Poor Aud, she’d be bald in a bit, Judith reckoned, lifting one hand from the pin curls she was carefully making to glance in the mirror behind Audrey and smile admiringly at her own reflection. Just as well that Aud wore a wig when she was on stage. Mind you … Judith looked at the yellowing false head of
hair on the wig stand resting on the ‘vanity unit’, another American innovation she had ‘imported’ – or nagged her dad into copying from a picture she had seen in an American magazine.

‘Pity you let that ruddy cat of yours pee on your wig, Aud. I don’t reckon I’m going to be able to get the stain out, you know.’

‘Well, you’ll have to try harder then, won’t you?’ Audrey sniffed. ‘’Cos it’s the only one I’ve got. I was wearing that when I was touring in American and Fred Astaire asked me to dance. Have I ever told you about that?’

Only every time you come in, Judith thought grimly.

‘Mad for me, he was. Wanted me to be his full-time partner, and I don’t just mean on the dance floor neither.’

In your dreams. Justine thought as she tugged hard enough on the thin grey hair to cause Audrey to object and forget to boast any more about her imaginary affair with Fred Astaire.

Lena was so nervous that she’d stood apprehensively on the pavement outside the salon for several minutes before she was able to pluck up the courage to go in.

The salon looked ever so smart and Lena’s eyes nearly popped out of her head when she saw the three fancy dryers along one wall, each with a client underneath it.

All three young women were made up to the nines, the looks they gave Lena laced with varying degrees of hostility and female assessment.

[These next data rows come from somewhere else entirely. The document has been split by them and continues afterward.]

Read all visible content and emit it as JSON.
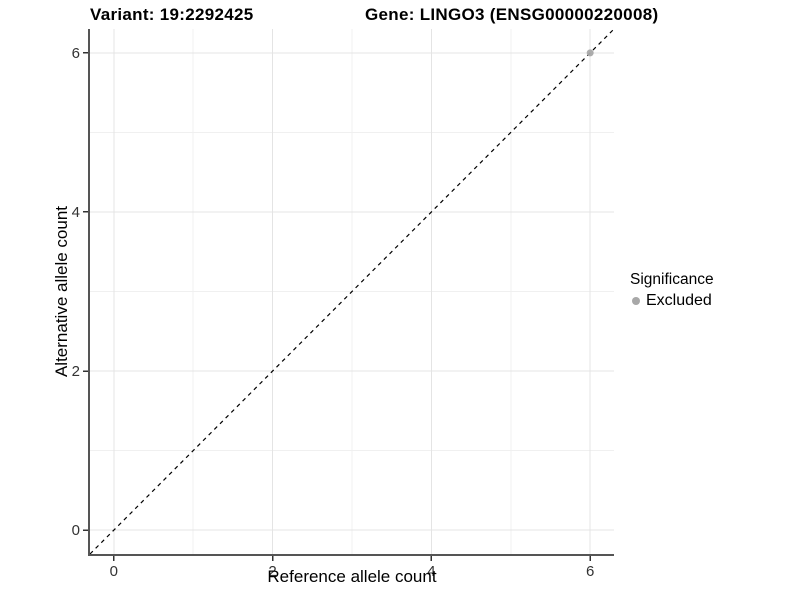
{
  "titles": {
    "variant": "Variant: 19:2292425",
    "gene": "Gene: LINGO3 (ENSG00000220008)"
  },
  "axes": {
    "x_label": "Reference allele count",
    "y_label": "Alternative allele count",
    "x_tick_labels": [
      "0",
      "2",
      "4",
      "6"
    ],
    "y_tick_labels": [
      "0",
      "2",
      "4",
      "6"
    ]
  },
  "legend": {
    "title": "Significance",
    "items": [
      {
        "label": "Excluded",
        "color": "#a8a8a8"
      }
    ]
  },
  "colors": {
    "background": "#ffffff",
    "grid_major": "#e4e4e4",
    "grid_minor": "#f0f0f0",
    "axis_line": "#555555",
    "tick_mark": "#333333",
    "tick_label": "#333333",
    "identity_line": "#000000",
    "point": "#a8a8a8"
  },
  "chart_data": {
    "type": "scatter",
    "title": "Variant: 19:2292425    Gene: LINGO3 (ENSG00000220008)",
    "xlabel": "Reference allele count",
    "ylabel": "Alternative allele count",
    "xlim": [
      -0.3,
      6.3
    ],
    "ylim": [
      -0.3,
      6.3
    ],
    "x_ticks": [
      0,
      2,
      4,
      6
    ],
    "y_ticks": [
      0,
      2,
      4,
      6
    ],
    "x_minor_ticks": [
      1,
      3,
      5
    ],
    "y_minor_ticks": [
      1,
      3,
      5
    ],
    "grid": "on",
    "legend_position": "right",
    "series": [
      {
        "name": "Excluded",
        "color": "#a8a8a8",
        "points": [
          [
            6,
            6
          ]
        ]
      }
    ],
    "identity_line": {
      "equation": "y = x",
      "style": "dashed",
      "color": "#000000",
      "from": [
        -0.3,
        -0.3
      ],
      "to": [
        6.3,
        6.3
      ]
    }
  }
}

‘I’ve come to see the salon owner,’ Lena told the girl behind the reception desk in a whisper.

‘If it’s about a job, she’s not taking anyone on,’ the girl told her without lifting her gaze from the copy of
Picture Post
she was reading.

‘A friend of hers, Simone, said to tell her specially that she had sent me and she’s written me a note for her,’ Lena persisted. There was a smell of singing hair in the air, and when one of the young women under the dryers yelped and screeched out, ‘Get this ruddy thing off of me! It’s burning me to death!’ Lena automatically leaped into action, removing the dryer and reassuring the client in her best professional manner.

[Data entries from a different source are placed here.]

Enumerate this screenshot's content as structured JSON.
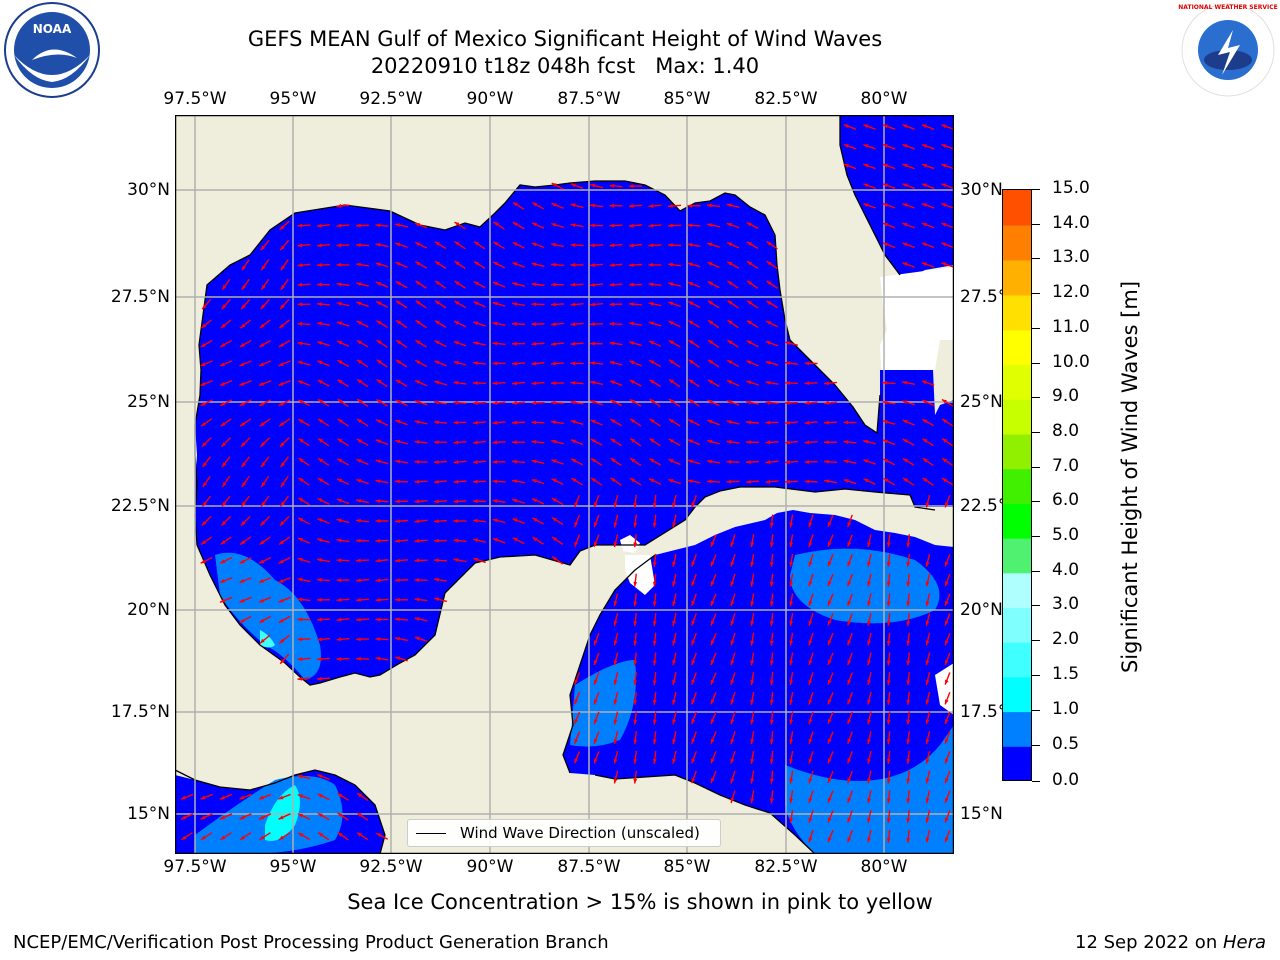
{
  "title_line1": "GEFS MEAN Gulf of Mexico Significant Height of Wind Waves",
  "title_line2": "20220910 t18z 048h fcst   Max: 1.40",
  "lon_ticks": [
    "97.5°W",
    "95°W",
    "92.5°W",
    "90°W",
    "87.5°W",
    "85°W",
    "82.5°W",
    "80°W"
  ],
  "lat_ticks": [
    "30°N",
    "27.5°N",
    "25°N",
    "22.5°N",
    "20°N",
    "17.5°N",
    "15°N"
  ],
  "lat_ticks_right": [
    "30°N",
    "27.5°",
    "25°N",
    "22.5°",
    "20°N",
    "17.5°",
    "15°N"
  ],
  "colorbar": {
    "label": "Significant Height of Wind Waves [m]",
    "ticks": [
      "15.0",
      "14.0",
      "13.0",
      "12.0",
      "11.0",
      "10.0",
      "9.0",
      "8.0",
      "7.0",
      "6.0",
      "5.0",
      "4.0",
      "3.0",
      "2.0",
      "1.5",
      "1.0",
      "0.5",
      "0.0"
    ],
    "colors": [
      "#0000ff",
      "#0080ff",
      "#00ffff",
      "#40ffff",
      "#80ffff",
      "#b0ffff",
      "#50f070",
      "#00ff00",
      "#40f000",
      "#90f000",
      "#c8ff00",
      "#e0ff00",
      "#ffff00",
      "#ffe000",
      "#ffb000",
      "#ff8000",
      "#ff5000",
      "#ff2000",
      "#ff0000"
    ]
  },
  "legend_label": "Wind Wave Direction (unscaled)",
  "subcaption": "Sea Ice Concentration > 15% is shown in pink to yellow",
  "footer_left": "NCEP/EMC/Verification Post Processing Product Generation Branch",
  "footer_date": "12 Sep 2022 on ",
  "footer_host": "Hera",
  "logo_left_text": "NOAA",
  "logo_right_text": "NATIONAL WEATHER SERVICE",
  "colors": {
    "ocean": "#0000ff",
    "land": "#efeedc",
    "arrow": "#ff0000",
    "grid": "#b0b0b0"
  }
}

‘Gawd, if this has frizzed me hair, I’ll have Justine’s guts for garters. I’ve bin understudying the lead role for months and now tonight she’s gone orf sick and it’s me big chance.’

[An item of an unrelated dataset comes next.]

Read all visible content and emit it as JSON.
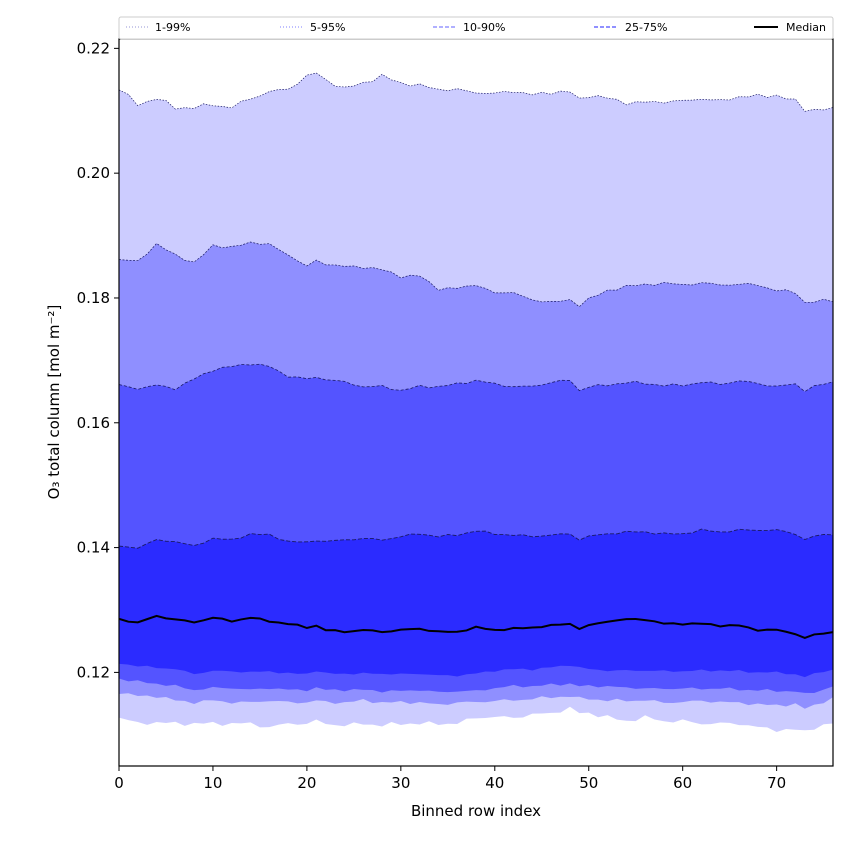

Lena felt dreadfully sorry for her. A quick look at the rag-rolled hair suggested to Lena that it had indeed been singed, but it wasn’t her place to pass on this bad news, thank goodness.

Justine, alerted to the impending crisis both by the smell of burning hair and the squawk from her client, emerged from the ‘private room’ in a jangle of ‘gold’ bracelets, pink lipstick, blonde hair and lilac ‘robe’, to direct a ‘just you wait until later’ look at the now wary-looking receptionist, who had been told to keep an eye on the ruddy dryers, before sweeping towards the shrilly accusatory understudy.

‘I don’t know, Jacetta, anyone would think you’d never smelled perm lotion before,’ she announced briskly. ‘And you were the one who insisted that you wanted them front waves reperming. I said to you, I know, that I thought you was taking a bit of a risk with your hair being so fine an’ all.